Cuidado con los datos privados. Pegar información de clientes, contratos o cualquier dato personal en ChatGPT tiene implicaciones que no siempre son evidentes. Antes de hacerlo, conviene saber qué puede y qué no puede hacer una herramienta así con datos de tu empresa, y eso lo cuento en la guía sobre qué hace bien ChatGPT y dónde no fiarse.
Cómo empezar hoy
Elige una tarea que hagas cada semana y que te aburra: responder correos parecidos, resumir las notas de una reunión, redactar la descripción de un producto o preparar el guion de una llamada. Empieza por una sola.
La próxima vez que te toque, en vez de escribir una orden corta, cuéntale a ChatGPT el contexto completo como se lo contarías a alguien que acaba de entrar en tu puesto. Luego corrige la respuesta dos o tres veces hasta que te sirva. Y guarda esa conversación: la semana siguiente partes de ahí, no de cero.
Si prefieres una ruta guiada con ejercicios en lugar de ir probando por tu cuenta, hay un curso corto y muy práctico de productividad con ChatGPT que enseña justo esto: montar tus propios flujos de trabajo en vez de coleccionar prompts ajenos.
Y cuando quieras pasar de usar ChatGPT a entender por qué te contesta lo que te contesta, ese es el tema de nuestro curso IA sin hype, pensado para gente que no es técnica pero quiere decidir con criterio.
Un concepto nuevo cada semana
Preguntas frecuentes
¿Cómo se usa ChatGPT de forma efectiva para trabajar?

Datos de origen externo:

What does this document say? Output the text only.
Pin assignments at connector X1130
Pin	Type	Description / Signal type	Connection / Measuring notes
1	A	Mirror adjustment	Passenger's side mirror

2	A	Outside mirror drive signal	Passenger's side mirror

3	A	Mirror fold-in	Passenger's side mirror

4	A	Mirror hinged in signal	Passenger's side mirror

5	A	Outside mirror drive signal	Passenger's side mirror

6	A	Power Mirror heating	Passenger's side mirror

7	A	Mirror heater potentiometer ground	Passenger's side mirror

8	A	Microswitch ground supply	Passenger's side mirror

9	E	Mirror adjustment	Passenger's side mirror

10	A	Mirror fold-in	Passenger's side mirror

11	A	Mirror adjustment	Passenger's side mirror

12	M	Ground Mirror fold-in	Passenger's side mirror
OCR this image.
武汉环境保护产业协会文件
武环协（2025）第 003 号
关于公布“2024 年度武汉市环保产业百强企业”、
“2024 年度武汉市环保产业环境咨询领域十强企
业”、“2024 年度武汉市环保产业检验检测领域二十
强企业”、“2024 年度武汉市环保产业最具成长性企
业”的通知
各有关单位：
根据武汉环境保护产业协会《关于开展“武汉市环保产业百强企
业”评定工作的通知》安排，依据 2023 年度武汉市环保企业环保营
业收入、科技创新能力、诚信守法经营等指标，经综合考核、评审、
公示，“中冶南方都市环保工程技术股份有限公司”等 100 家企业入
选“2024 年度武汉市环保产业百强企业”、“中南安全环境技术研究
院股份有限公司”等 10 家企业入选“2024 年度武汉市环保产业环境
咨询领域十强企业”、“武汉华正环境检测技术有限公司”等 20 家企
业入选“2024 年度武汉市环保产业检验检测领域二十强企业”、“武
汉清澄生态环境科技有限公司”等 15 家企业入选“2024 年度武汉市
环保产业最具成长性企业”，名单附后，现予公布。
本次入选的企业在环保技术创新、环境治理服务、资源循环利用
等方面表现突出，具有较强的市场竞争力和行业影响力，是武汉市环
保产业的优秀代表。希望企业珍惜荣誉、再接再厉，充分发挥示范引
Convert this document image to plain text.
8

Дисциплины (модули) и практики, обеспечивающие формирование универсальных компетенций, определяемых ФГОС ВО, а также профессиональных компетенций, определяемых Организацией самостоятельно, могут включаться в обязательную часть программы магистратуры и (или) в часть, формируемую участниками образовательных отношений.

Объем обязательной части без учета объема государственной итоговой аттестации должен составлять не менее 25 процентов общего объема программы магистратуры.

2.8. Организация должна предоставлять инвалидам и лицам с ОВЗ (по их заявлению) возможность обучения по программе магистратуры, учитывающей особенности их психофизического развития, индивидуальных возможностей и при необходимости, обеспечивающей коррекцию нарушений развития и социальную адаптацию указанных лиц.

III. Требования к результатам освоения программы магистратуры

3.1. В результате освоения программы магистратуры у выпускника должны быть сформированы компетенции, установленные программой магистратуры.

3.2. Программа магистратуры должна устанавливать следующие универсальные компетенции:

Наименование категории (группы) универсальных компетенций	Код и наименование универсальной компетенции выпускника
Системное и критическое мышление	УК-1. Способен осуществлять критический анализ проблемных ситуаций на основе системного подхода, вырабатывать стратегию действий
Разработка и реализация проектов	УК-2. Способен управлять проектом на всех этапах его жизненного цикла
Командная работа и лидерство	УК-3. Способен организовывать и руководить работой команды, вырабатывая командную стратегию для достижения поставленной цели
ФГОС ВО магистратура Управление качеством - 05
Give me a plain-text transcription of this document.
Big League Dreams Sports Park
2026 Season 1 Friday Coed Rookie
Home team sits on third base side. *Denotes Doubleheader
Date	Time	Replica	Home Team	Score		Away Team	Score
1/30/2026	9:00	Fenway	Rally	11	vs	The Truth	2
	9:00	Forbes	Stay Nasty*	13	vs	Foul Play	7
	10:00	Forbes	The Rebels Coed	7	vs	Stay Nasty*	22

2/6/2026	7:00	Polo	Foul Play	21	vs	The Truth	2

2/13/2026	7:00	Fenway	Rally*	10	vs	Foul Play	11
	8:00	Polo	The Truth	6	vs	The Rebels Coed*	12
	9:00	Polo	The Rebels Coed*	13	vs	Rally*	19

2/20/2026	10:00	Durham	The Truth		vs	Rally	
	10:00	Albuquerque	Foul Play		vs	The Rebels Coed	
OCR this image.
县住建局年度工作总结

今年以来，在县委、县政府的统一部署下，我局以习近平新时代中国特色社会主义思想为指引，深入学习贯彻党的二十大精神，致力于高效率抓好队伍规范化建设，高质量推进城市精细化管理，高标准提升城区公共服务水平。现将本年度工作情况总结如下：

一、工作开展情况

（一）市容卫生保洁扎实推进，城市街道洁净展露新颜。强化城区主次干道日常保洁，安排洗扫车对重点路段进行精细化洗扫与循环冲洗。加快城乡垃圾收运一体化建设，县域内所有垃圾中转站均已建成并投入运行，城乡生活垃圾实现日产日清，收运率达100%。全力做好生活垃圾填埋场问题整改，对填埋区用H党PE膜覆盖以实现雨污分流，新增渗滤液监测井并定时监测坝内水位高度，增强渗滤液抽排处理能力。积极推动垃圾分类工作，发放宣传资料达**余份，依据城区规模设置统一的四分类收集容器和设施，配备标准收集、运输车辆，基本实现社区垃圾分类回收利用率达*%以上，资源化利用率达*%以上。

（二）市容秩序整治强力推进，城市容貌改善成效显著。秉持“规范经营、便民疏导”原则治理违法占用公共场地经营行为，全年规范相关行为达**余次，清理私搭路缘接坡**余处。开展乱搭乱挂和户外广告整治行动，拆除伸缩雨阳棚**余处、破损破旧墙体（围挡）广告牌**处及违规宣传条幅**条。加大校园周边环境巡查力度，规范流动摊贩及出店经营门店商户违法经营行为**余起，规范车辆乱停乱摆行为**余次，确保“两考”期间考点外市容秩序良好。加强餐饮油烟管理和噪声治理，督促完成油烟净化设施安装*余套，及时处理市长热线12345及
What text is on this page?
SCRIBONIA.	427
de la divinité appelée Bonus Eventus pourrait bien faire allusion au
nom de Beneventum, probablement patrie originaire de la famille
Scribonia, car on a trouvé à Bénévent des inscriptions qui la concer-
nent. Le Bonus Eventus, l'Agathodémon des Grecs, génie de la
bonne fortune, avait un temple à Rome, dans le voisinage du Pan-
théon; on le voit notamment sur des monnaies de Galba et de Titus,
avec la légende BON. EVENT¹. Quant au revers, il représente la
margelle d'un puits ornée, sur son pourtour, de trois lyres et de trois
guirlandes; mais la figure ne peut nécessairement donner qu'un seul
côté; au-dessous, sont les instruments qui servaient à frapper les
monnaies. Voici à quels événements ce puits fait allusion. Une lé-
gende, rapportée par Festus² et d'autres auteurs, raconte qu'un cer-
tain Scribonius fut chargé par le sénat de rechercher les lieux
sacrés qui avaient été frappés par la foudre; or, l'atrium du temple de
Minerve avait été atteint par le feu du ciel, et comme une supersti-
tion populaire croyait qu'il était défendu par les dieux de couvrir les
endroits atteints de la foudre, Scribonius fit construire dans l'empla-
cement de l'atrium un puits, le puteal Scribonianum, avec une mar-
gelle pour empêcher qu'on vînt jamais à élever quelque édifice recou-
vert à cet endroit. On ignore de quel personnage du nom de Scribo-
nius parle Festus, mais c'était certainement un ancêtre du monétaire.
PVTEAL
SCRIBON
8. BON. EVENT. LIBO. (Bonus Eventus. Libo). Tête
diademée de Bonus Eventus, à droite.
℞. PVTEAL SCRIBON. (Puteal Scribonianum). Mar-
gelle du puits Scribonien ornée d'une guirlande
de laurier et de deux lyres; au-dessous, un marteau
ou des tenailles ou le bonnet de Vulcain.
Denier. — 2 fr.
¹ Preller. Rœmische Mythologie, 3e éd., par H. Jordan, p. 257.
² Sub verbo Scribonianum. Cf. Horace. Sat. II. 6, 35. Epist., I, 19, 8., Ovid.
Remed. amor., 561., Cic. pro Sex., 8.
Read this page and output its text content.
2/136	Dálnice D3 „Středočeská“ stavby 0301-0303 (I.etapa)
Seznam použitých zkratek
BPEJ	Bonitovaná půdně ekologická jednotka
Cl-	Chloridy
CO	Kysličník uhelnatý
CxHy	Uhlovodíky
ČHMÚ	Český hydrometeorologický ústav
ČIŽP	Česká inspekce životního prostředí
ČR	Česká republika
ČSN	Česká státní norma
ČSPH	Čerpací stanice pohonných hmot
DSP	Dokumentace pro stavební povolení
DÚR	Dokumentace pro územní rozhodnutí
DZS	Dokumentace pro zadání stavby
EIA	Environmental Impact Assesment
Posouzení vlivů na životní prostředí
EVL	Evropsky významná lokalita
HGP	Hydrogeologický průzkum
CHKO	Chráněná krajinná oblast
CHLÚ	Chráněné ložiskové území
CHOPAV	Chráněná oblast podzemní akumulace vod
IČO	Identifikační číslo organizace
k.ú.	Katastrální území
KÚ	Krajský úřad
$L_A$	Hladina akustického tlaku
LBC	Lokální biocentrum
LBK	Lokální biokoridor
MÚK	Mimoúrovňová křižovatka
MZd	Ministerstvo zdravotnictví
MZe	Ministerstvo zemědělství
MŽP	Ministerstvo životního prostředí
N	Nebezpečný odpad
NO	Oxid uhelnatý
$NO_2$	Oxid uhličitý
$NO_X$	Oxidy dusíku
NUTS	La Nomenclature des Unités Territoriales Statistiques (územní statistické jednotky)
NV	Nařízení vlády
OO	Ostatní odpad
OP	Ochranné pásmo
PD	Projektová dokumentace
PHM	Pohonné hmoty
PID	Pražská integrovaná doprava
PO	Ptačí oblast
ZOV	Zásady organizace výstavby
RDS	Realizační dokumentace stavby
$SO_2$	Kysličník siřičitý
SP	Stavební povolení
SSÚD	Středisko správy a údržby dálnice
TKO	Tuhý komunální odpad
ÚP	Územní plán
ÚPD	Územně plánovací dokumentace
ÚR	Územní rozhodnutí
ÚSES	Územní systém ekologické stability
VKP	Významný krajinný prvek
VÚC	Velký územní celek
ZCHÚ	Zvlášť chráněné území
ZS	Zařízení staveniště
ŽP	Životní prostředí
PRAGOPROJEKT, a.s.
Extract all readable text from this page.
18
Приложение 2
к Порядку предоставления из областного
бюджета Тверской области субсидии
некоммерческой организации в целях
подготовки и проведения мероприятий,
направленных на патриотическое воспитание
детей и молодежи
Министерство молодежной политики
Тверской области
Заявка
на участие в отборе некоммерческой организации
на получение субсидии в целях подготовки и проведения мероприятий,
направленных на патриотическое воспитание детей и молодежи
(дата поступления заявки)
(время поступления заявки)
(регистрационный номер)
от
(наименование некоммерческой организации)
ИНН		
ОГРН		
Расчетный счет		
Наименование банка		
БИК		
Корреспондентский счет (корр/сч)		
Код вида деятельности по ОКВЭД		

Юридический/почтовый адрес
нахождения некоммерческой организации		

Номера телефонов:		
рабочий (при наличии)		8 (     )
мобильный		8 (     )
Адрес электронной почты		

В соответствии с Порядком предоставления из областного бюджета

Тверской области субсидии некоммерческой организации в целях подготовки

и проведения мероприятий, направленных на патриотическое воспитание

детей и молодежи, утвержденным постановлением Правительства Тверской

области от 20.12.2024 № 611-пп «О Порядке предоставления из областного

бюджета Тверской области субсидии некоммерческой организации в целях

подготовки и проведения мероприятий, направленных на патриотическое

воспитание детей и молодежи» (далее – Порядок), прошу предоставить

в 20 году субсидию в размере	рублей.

Dándole contexto y corrigiéndole. En vez de escribir una orden corta, cuéntale quién eres, qué material tienes y qué quieres conseguir, como se lo explicarías a un compañero que acaba de entrar. Luego pídele cambios en lenguaje normal (“más corto”, “más formal”, “quita esa parte”) hasta que te sirva. Ese método funciona en cualquier tarea del día a día; una lista de prompts ajenos, no.
¿Necesito pagar ChatGPT Plus para ser productivo con ChatGPT?
No para empezar. La versión gratuita te sirve de sobra para practicar lo que cuenta este post, que es dar buen contexto e iterar. Los planes de pago dan modelos más capaces, pero no arreglan una petición vaga. Si el contexto es malo, el resultado será malo pagues lo que pagues.
¿Existe una lista de prompts definitiva que lo resuelva todo?
No, y desconfía de quien te la venda. Un prompt está atado a un contexto concreto: tu empresa, tu cliente, tu objetivo. Lo que sí puedes reutilizar es tu forma de dar contexto y de corregir, que funciona para cualquier tarea.
¿Puedo pegar datos de mis clientes en ChatGPT para trabajar más rápido?
Con cuidado. Pegar nombres, correos o datos personales de clientes puede chocar con la privacidad y con las normas de protección de datos de tu empresa. Pregunta primero qué está permitido en tu organización y, cuando puedas, anonimiza la información cambiando nombres reales por genéricos para conseguir lo mismo sin exponer nada.
¿Cuánto contexto es demasiado?
Es más fácil quedarse corto que pasarse. Si dudas, pega el material completo y déjale a ChatGPT decidir qué usa. Lo que sobra lo ignora; lo que falta se lo inventa.